The story follows Jesper (voiced by Jason Schwartzman), a lazy and selfish son of a powerful Scandinavian father, who gets sent to Smeerensburg to be its official postman. He must make sure the Post Office is operating and receiving so many letters within a certain time period before he will be able to go home. Jesper’s father believes this task will help his son become a better person. Unfortunately, Smeerensburg is located faraway, even above the Arctic Circle, and the old Post Office is not only run down. It’s in shambles, just like the rest of the town whose inhabitants seem consumed by a feud between two families. This terrible situation has even impacted Alva (voiced by Rashida Jones), the school teacher, who no longer tries to teach the town’s children.

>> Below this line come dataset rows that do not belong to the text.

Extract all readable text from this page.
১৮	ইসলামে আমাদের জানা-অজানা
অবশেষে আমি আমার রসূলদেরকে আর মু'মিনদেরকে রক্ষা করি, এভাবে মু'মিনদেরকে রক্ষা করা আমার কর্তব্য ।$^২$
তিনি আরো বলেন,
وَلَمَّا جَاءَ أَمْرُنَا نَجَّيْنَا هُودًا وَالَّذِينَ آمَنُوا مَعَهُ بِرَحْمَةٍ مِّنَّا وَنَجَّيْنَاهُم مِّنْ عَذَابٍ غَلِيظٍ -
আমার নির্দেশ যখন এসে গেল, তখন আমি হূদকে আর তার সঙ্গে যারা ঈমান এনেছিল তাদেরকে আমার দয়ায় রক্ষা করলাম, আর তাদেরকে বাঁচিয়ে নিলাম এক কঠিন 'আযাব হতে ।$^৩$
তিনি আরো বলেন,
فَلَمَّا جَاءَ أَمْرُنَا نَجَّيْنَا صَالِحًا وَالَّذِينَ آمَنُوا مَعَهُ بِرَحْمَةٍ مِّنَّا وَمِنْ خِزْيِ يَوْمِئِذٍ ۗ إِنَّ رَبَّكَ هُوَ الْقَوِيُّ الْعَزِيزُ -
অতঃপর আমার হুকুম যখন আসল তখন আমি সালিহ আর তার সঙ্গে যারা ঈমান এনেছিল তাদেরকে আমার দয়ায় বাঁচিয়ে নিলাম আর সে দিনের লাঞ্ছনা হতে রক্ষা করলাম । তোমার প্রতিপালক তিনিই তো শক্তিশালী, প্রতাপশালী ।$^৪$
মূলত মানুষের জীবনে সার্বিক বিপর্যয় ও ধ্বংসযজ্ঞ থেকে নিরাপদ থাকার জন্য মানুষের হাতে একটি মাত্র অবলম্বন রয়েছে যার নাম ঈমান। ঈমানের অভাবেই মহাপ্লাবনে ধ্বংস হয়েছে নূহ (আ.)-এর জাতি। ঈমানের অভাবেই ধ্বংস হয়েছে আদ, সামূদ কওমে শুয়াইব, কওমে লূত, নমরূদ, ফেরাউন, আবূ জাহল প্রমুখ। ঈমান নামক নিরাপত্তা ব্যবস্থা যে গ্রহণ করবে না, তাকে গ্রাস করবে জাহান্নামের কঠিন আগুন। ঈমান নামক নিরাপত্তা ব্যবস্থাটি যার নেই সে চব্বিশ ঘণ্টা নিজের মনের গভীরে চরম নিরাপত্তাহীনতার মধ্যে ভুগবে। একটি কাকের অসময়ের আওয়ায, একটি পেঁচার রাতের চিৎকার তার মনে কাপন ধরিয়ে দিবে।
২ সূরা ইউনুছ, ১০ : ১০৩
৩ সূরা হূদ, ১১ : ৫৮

Things look bleak for Jesper until he meets Klaus (voiced by J.K. Simmons), a giant woodsman who scares him at first. But Jesper learns that Klaus has a soft heart for toys and kids. Plus, Klaus has a house full of toys he made himself.
Mr. Postman and great big KLAUS
entertain us while cleaning house.
These characters make quite a pair
in a movie that’s meant to share.
Animation and storyline?
Both creative and oh-so fine.
Intriguing voices help us feel
for cartoon people like they’re real.
At first this film looks mean and dark
but finishes with joy and spark.
So now we know how Santa starts
and why he lives inside our hearts.
“A single act of kindness always sparks another.” That quote from the film explains the motivation for massive changes in Smeerensburg and in Jesper.
I think Klaus ends up being a wonderful way to start the holiday season.